Он не включал больше русский канал, но из сотен немецких отдавал предпочтение государственным. По ним чаще всего показывали Россию. Свои впечатления у него были. Интересно было выслушать другое мнение.
Он просмотрел цикл передач про Транссибирскую магистраль. Про Байкал, про Волгу и Соловки. Прочитал роман Конзалика Die Verdammten der Taiga — «Проклятые тайгой». Знаток русской жизни. «Я спала, как бобер, — говорит у него одна дамочка, чудом спасшаяся пассажирка самолета, потерпевшего крушение над сибирской тайгой. — Я съела перед этим три тарелки бобов, и это сделало меня усталой. Я выросла на бобах с картошкой».
Ну что за вранье? Где он видел в Сибири, чтобы люди питались бобами с картошкой?
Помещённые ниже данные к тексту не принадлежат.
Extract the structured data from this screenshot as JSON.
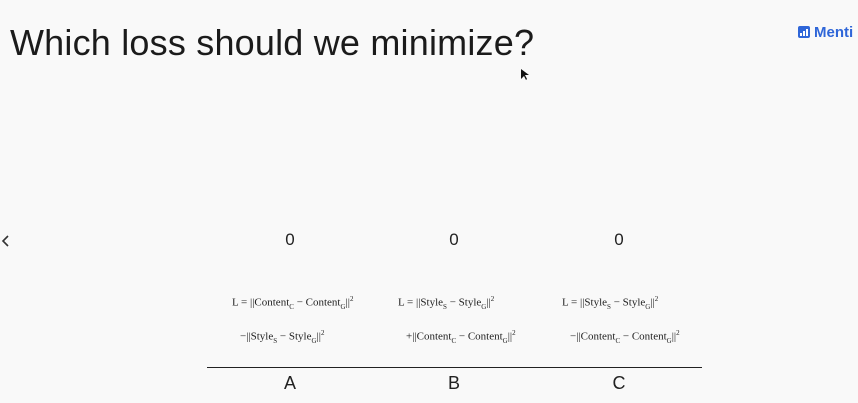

Картошкой — да, гектарами выращивают, а для бобов оставляют маленькую грядочку для разнообразия. Не больше. О, этот брехун видел и не такое! У него рассольник — «розольник» готовится из капусты с яйцами. Ни хрена себе розольник!
И еще одна странность. Что-то такое случилось с ним в России, что он перестал воспринимать немецкую эстраду. Не трогало и не цепляло.
Русские песни он тоже не включал. Потому что все они про любовь, а значит, про него и Любу — Любочку, Любовь.
В самолете, сбегая из Омска, надел наушники. Откинулся в кресле и глотал крик, потому что пел Кикабидзе и рвал сердце: «Вот и все, что было, вот и все, что было. Ты как хочешь это назови. Для кого-то просто летная погода, а ведь это проводы любви…»
«Было время, был я беден и копейке лишней рад. На еду хватало меди только-только, в аккурат…». А почему «Любэ», почему ансамбль называется «Любэ»? Как похоже на Любу. Как похоже… «Было время, был я весел без причины, просто так. Износилось столько кресел на вокзалах в городах». Черт побери, как хочется надраться под такую музыку. А почему бы и нет? Профессор Глюк обещал вакансию к концу года. Есть время протрезветь. «Ночь яблоком стучит в окно, а в округе теряется птицы крик. Знаю, знаю, знаю одно: был душой я молод, а теперь старик».
Нет, это невыносимо, это про меня, это про меня, конечно.
Интересно, был ли оркестр на похоронах? Тропинка была. К русским погостам в деревне — всегда тропинки. А вот эти строчки — про измену. Что он имел в виду? То, что было с Людой? С ума сойти. Нужно отвлечься. Нужно отвлечься. А вечером выпить.
«Порядочный человек всегда становится меланхоличным, когда наступает вечер».
Это Ремарк, конечно. А кто это конкретно сказал? В чьи уста вложил перл?